For any scheme, the randomness of the market guarantees that it will work sometimes. With mutual fund stock pickers, about a third beat their benchmarks in any given year. It is only when we look over a number of years that we see we have been "fooled by randomness."

Gedanken experiment: Hypothesize a stadium with 10,000 seats, approximating the number of mutual funds in the US. Instead of fund managers, fill the stadium with 10,000 monkeys (probably approximating the number of pundits and hucksters :)). Give each monkey a fair coin and tell them to flip and sit down if they get tails. About 5,000 will still be standing after the first flip. Does that prove that those monkeys have heads-flipping system that should be taken seriously? Of course not. Now have them flip seven more times, again sitting if they flip tails. After those 8 flips, there will be about 40 monkeys left standing. At that point would you argue that those monkeys have a system that should be taken seriously? I still don't think so.

The concept that prices are random with a slight upward bias is a cornerstone of Modern Portfolio Theory, Harry Markowitz' "Portfolio Selection," published in 1952 (https://onlinelibrary.wiley.com/doi/abs/10.1111/j.1540-6261.1952.tb01525.x).
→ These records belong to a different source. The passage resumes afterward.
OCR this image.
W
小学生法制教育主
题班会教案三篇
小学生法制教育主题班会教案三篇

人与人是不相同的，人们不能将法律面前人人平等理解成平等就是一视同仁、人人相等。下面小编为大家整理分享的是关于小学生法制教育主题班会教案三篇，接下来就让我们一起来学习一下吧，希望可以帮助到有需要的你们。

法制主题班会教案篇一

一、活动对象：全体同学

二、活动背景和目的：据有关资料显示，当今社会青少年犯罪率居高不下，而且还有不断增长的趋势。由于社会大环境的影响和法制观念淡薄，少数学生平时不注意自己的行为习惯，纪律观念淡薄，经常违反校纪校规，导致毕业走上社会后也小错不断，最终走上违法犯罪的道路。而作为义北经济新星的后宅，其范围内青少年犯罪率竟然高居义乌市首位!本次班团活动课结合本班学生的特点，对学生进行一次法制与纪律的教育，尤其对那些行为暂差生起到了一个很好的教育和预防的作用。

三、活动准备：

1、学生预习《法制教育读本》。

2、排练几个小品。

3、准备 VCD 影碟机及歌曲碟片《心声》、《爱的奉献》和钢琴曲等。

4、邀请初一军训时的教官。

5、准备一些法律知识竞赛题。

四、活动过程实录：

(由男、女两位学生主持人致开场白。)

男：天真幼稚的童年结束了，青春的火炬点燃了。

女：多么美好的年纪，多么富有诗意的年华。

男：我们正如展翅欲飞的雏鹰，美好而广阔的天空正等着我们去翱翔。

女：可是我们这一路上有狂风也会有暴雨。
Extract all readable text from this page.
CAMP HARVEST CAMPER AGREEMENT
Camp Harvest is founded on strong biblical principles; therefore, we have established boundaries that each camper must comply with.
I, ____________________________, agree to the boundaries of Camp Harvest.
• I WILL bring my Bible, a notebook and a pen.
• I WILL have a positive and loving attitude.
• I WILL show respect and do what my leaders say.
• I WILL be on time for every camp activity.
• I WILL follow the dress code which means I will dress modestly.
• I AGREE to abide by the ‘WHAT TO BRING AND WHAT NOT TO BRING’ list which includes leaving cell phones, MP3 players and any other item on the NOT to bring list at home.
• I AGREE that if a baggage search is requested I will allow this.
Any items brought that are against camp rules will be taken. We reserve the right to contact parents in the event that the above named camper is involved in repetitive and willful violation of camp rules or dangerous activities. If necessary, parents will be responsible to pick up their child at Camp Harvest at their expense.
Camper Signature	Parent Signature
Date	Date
This is a highly counterintuitive concept but once you make the heavy lift to really internalize it, a lot of investing questions become much easier to answer.
 
We have no evidence. We have anecdotes. I asked him to post ALL his trades, winners and losers, over a set time frame in the future, including all transaction costs.That would avoid him “cherry picking” the data, unless he decides to just hide losses regardless. We could then see how successful his strategy is over time.

Of course, he’s under no obligation to do so.
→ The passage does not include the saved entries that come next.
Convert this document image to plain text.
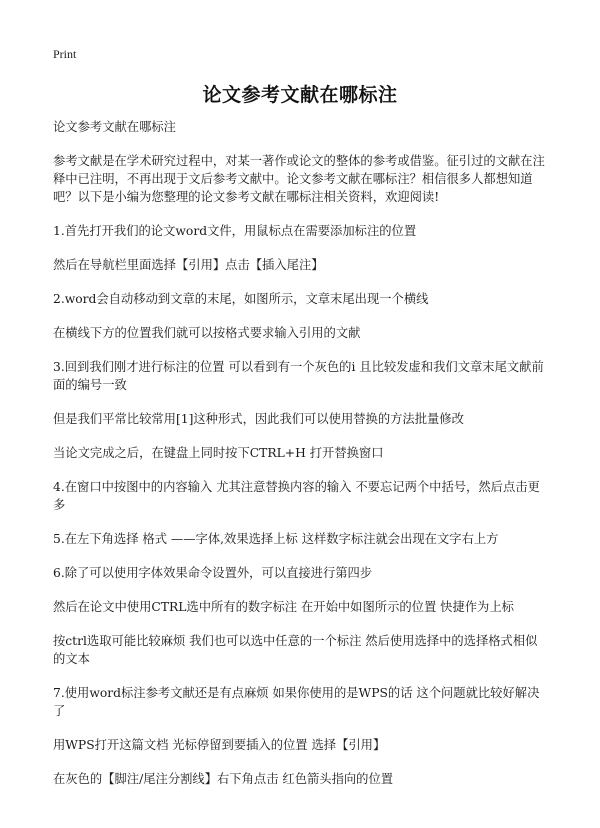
Print
论文参考文献在哪标注

论文参考文献在哪标注

参考文献是在学术研究过程中，对某一著作或论文的整体的参考或借鉴。征引过的文献在注释中已注明，不再出现于文后参考文献中。论文参考文献在哪标注？相信很多人都想知道吧？以下是小编为您整理的论文参考文献在哪标注相关资料，欢迎阅读!

1.首先打开我们的论文word文件，用鼠标点在需要添加标注的位置

然后在导航栏里面选择【引用】点击【插入尾注】

2.word会自动移动到文章的末尾，如图所示，文章末尾出现一个横线

在横线下方的位置我们就可以按格式要求输入引用的文献

3.回到我们刚才进行标注的位置 可以看到有一个灰色的i 且比较发虚和我们文章末尾文献前面的编号一致

但是我们平常比较常用[1]这种形式，因此我们可以使用替换的方法批量修改

当论文完成之后，在键盘上同时按下CTRL+H 打开替换窗口

4.在窗口中按图中的内容输入 尤其注意替换内容的输入 不要忘记两个中括号，然后点击更多

5.在左下角选择 格式 ——字体,效果选择上标 这样数字标注就会出现在文字右上方

6.除了可以使用字体效果命令设置外，可以直接进行第四步

然后在论文中使用CTRL选中所有的数字标注 在开始中如图所示的位置 快捷作为上标

按ctrl选取可能比较麻烦 我们也可以选中任意的一个标注 然后使用选择中的选择格式相似的文本

7.使用word标注参考文献还是有点麻烦 如果你使用的是WPS的话 这个问题就比较好解决了

用WPS打开这篇文档 光标停留到要插入的位置 选择【引用】

在灰色的【脚注/尾注分割线】右下角点击 红色箭头指向的位置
As an aside, when I posted the Apple chart, I did so sort of facetiously. I think it’s movement over the day is indistinguishable from a random walk. Yet he did find all sorts of patterns therein. Are they really there? If so, are they predictive? Of that, no evidence has been provided.

Agreed. And it's perfectly reasonable to be extremely skeptical of identifying patterns that may or may not be there, may or may not be repeatable/predictable.